Ари Бен Канаан бросил сигарету в воду, повернулся и быстро направился к месту атаки. Шофер поехал следом.

Атака должна была начаться с Хамман эль‑Баши, старинной турецкой бани. Построенная еще Эль‑Джацаром, она вплотную подходила к южной стене тюрьмы. За баней был внутренний дворик с солярием. Узкая лестница вела отсюда на крышу, прямо под тюремную стену. Маккавеи выяснили, что из тюрьмы просматриваются все подступы к ней, кроме этого. Здесь, у южной стены, и решили нанести удар.

Час дня. Время начала операции.

Под палящим солнцем Акко погрузился в дремоту. Бен Моше, Бен Канаан и Бен Ами подали сигнал к атаке. Нападение на тюрьму началось.

Ари Бен Канаан возглавил ударный отряд из пятидесяти человек. Они ворвались в баню, а оттуда – во внутренний дворик. У них был динамит и все, что нужно для взрыва.

Арабы, сидевшие в парном отделении, на мгновение застыли на своих местах, а потом началась паника, и баня стала похожа на преисподнюю. Бойцы загнали голых, дико орущих посетителей в парное отделение, чтобы они не могли выскочить и поднять тревогу.

В ту же минуту Бен Моше, оставшийся снаружи, получил сигнал, что Ари пробрался во внутренний двор.

Ребята Ари вскарабкались по лестнице на крышу бани, подбежали к тюремной стене и быстро заминировали ее. Потом они в мгновение ока спустились во дворик и бросились на землю.

Четверть второго.

Оглушительный взрыв потряс Акко. В воздух взлетели обломки скал. Прошло не менее двух минут, прежде чем пыль рассеялась и стало видно отверстие, зияющее в стене.

Как только раздался взрыв, за дело принялись четверо часовых. Первый бросил гранату на коммутатор, нарушив телефонную связь. Второй вывел из строя распределительный щит, а с ним и сигнальные сирены. Третий схватил ключ от башни, а четвертый побежал к пролому в стене, чтобы провести отряд Ари в тюрьму. Часть отряда бросилась к складам оружия, и через минуту все были вооружены до зубов. В это время другая часть отряда отрезала помещения, где отдыхали свободные от караула охранники.

Каждую минуту Бен Моше впускал в тюрьму группы по десять – двадцать человек. Каждая точно знала свою задачу.

Маккавеи выбивали с постов охрану, прокладывали себе путь гранатами и через шесть минут овладели всей тюрьмой.

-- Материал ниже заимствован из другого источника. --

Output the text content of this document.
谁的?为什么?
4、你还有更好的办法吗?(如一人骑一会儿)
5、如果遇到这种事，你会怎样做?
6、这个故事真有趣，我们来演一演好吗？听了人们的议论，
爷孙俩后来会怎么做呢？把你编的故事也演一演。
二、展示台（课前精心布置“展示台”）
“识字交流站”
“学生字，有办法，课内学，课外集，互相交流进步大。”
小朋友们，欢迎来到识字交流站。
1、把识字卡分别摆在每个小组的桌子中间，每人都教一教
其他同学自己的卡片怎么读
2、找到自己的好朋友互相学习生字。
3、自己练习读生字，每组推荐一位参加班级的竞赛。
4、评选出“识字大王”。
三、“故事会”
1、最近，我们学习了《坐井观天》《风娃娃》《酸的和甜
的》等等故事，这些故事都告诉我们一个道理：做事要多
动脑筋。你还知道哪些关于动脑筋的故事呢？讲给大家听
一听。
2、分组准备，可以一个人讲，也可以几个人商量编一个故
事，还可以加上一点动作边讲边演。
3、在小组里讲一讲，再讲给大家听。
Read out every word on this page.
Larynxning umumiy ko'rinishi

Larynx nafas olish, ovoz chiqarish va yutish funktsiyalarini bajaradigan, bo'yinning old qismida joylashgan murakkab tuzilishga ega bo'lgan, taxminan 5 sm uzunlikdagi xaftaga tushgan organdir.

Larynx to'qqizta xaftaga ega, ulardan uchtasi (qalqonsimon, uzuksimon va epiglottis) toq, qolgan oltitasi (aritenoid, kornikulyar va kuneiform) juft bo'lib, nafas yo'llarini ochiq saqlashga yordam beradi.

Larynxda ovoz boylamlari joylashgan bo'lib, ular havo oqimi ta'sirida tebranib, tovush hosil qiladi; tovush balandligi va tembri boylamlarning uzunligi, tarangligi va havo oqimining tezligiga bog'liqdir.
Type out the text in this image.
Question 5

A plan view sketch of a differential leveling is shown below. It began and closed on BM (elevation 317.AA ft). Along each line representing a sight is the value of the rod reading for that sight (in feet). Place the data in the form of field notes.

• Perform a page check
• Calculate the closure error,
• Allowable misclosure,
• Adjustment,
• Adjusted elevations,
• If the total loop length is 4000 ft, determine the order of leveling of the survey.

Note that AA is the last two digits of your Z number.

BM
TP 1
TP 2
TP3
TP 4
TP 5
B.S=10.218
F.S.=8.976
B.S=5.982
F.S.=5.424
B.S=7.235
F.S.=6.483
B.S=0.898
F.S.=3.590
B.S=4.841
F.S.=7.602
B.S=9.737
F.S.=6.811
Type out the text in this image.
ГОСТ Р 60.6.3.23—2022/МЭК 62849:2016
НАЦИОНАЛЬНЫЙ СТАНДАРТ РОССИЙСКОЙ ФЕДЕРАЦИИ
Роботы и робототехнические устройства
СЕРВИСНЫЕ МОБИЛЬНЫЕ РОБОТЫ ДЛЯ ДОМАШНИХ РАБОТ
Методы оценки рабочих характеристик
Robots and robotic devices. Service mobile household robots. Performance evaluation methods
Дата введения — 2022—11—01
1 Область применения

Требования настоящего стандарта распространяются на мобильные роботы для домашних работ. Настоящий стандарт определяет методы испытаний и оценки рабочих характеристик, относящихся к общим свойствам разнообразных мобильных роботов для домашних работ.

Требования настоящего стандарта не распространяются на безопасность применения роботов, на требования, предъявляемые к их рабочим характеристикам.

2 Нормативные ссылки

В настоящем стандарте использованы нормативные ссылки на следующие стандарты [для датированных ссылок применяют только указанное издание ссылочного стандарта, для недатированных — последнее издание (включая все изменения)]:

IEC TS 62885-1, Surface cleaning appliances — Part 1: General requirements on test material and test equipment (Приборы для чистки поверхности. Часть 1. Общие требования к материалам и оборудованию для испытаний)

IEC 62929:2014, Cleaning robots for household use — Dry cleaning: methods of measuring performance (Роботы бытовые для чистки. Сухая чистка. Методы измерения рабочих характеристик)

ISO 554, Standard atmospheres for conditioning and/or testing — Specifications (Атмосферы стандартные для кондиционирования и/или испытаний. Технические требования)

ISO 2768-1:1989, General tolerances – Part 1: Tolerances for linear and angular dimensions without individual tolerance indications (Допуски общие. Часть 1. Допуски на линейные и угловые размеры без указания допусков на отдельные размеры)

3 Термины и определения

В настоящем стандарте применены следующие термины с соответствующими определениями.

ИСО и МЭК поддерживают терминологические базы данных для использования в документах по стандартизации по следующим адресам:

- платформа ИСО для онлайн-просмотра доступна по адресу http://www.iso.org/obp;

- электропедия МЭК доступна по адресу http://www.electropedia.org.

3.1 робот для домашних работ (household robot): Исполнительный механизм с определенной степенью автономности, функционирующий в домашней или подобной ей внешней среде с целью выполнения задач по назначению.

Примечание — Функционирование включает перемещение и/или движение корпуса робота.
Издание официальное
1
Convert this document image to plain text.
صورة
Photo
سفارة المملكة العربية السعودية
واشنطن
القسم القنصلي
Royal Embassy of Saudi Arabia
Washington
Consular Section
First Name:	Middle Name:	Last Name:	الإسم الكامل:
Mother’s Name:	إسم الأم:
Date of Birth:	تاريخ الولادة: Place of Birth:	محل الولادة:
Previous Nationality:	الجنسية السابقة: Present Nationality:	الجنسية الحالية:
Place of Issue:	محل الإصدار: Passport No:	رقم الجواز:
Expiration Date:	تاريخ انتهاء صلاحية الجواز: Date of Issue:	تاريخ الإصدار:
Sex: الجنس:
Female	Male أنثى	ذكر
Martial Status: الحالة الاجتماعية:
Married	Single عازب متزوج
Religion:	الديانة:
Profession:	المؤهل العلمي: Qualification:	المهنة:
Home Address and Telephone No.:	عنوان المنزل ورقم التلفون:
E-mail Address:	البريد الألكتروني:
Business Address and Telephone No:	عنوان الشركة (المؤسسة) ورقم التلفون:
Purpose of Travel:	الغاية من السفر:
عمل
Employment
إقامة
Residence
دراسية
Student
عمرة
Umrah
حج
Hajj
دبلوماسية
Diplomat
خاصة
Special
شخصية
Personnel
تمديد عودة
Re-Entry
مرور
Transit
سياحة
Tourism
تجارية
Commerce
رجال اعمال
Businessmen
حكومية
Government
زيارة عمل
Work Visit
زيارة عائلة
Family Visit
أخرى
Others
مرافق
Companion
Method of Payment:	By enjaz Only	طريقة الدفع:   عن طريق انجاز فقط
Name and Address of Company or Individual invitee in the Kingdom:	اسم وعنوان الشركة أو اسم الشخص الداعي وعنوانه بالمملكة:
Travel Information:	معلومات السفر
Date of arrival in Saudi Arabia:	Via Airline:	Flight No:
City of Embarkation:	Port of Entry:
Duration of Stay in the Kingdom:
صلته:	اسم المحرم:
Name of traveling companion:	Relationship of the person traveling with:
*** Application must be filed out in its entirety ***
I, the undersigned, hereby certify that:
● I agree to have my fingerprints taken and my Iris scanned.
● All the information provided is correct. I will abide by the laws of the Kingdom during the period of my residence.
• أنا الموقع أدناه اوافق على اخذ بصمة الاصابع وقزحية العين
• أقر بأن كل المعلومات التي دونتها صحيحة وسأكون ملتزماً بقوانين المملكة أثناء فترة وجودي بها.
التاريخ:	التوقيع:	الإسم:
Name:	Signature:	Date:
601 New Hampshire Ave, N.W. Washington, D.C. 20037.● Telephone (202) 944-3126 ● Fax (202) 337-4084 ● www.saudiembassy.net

Наружные отряды окопались, ожидая контратаки англичан. Подступы к тюрьме контролировались стрелками, засевшими на крышах.

Первым делом маккавеи взломали камеры и освободили заключенных. Их всех, и арабов, и евреев, провели к пролому в стене.

Ари с пятеркой отборных бойцов пробился к башне, где находились камеры смертников и виселица. Часовые, охранявшие башню, открыли огонь. Ари приказал бойцам отступить, а сам подполз к дверям и прикрепил магнитную мину. Взрыв сорвал дверь с петель. Ари бросил внутрь гранату. Часовые отступили в помещение, где стояла виселица. Маккавеи ворвались туда вслед за ними, связали их и отперли двери камер. Акиву и Дова Ландау отвели к пролому в стене, и через минуту Дов оказался в кузове грузовика, до отказа набитого людьми. Бен Моше махнул рукой, и машина помчалась в сторону Нагарии. Две минуты спустя Ари сел с Акивой в джип и поехал в противоположную сторону.

Бен Моше подал сигнал к отступлению. Операция заняла двадцать одну минуту.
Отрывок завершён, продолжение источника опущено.